Morón:Condenan a perpetua al asesino de un joven en Castelar

En septiembre de 2010 Nicolás Arroyo fue salvajemente asesinado de un balazo por un delincuente que intentó asaltarlo cuando se detuvo con un auto a comprar en un kiosco. Esta jornada, el imputado de cometer el homicidio fue sentenciado con la máxima pena.

El único acusado de haber asesinado al estudiante Nicolás Arroyo, durante un asalto cometido en septiembre de 2010 en la localidad bonaerense de Castelar, fue condenado a prisión perpetua, informaron fuentes judiciales.

El veredicto lo dio a conocer esta tarde el Tribunal Oral Criminal (TOC) 3 de Morón, que por unanimidad halló responsable a Esteban Román (31) de “homicidio agravado criminis causa”, es decir matar para intentar lograr la impunidad. “Esta es la condena que esperábamos, estamos muy conformes, pero lo único que queremos es que se cumpla. Fue una lucha de dos años y con esto se dio un paso muy importante”, dijo Norma Arroyo, madre de la víctima, tras salir de la sala de audiencias.

Allí, pocos minutos antes, Román escuchó la sentencia “sin inmutarse, como durante todo el juicio”, afirmó la mujer. “Ahora esperemos que encuentren al prófugo que acompañaba esa noche a Román. En el juicio dijeron que andaba con uno al que le decían ‘Papelillo‘ y aportaron datos sobre su fisonomía”, agregó Norma, que elogió el trabajo de los jueces Raquel Reneé Lafourcade, Mariela Moralejo Rivera y Alfredo Bonanno.

Tras conocerse el veredicto, la decisión fue celebrada por familiares y amigos de Arroyo, entre ellos varios jóvenes con bombos y camisetas de Boca Juniors, club del que era fanática la víctima. El fallo del TOC 3 de Morón coincidió con el pedido que habían formulado durante los alegatos tanto el Fiscal Marcelo Varona Quintián como el abogado del particular damnificado, Roberto Casco.

Ambos dieron por acreditado que Román fue quien la noche del 3 de septiembre de 2010 disparó contra el joven cuando éste paró con su auto para comprar en un kiosco, cuando regresaba de la facultad. Si bien nunca se encontró el arma para efectuar un cotejo balístico, se valoraron las declaraciones de varios testigos que presenciaron el homicidio, entre ellos la dueña del comercio, que señaló en la sala de audiencias a Román como el hombre que mató a la víctima.

También aportaron datos de interés la hija de la mujer, un amigo de Nicolás que esa noche lo acompañaba en el auto y una pareja a la que Román y un cómplice le robaron antes de cometer el crimen. En la audiencia, además, el Fiscal demostró ante los jueces las contradicciones en que, a su entender, incurrieron algunos testigos presentados por la defensa con la intención de favorecer al imputado respeto de dónde se encontraba la noche del asesinato.

Por su parte, la defensa de Román había solicitado que se lo absolviera al considerar que era “insuficiente” la prueba reunida en su contra.
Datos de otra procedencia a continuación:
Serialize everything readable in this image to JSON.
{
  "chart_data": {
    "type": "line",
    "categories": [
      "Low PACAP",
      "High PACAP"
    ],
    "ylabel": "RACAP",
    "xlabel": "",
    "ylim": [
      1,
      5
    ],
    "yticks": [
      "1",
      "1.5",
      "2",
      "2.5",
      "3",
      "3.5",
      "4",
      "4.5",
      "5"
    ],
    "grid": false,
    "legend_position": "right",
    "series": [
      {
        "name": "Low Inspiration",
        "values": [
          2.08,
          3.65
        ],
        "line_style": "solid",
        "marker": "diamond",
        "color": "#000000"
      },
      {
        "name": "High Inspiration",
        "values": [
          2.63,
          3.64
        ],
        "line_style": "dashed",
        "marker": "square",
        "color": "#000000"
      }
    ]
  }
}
El hecho que se juzgó ocurrió a las 23:00 hs. del 3 de septiembre de 2010, cuando Arroyo regresaba de la facultad junto a un amigo, Guillermo Pasto, a bordo de su Renault Clío.
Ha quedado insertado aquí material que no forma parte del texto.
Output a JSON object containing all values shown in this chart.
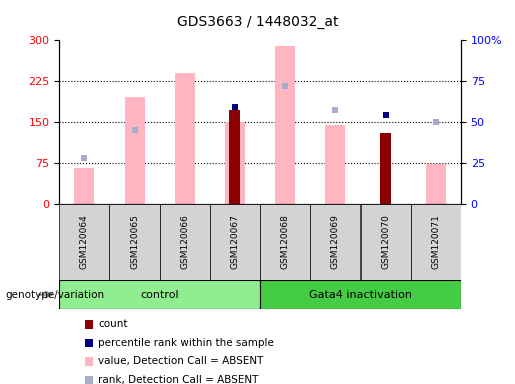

Los jóvenes se detuvieron a comprar una bebida en un kiosco ubicado en Blas Parera y William Morris de Castelar Sur, antes de continuar su recorrido hasta sus respectivas casas. Pasto descendió del vehículo para comprar en el local y Arroyo se quedó a bordo del auto, cuando arribaron al lugar dos delincuentes con intenciones de robo, uno de ellos armado.

El primero de los ladrones se dirigió hasta el kiosco y asaltó a una pareja que se acercaba en ese mismo momento. Su compañero, quien de acuerdo al alegato fue Román, fue hasta al Clío a robarle a Arroyo y, al ver que se resistía, le disparó un tiro y escapó. El disparo ingresó por la espalda del estudiante, a la altura del omóplato, y le produjo la muerte prácticamente en el acto.

Unas dos semanas después del homicidio y, luego de unos 18 allanamientos, la Policía detuvo a Román, que vivía a poca distancia del quiosco donde se concretó el robo.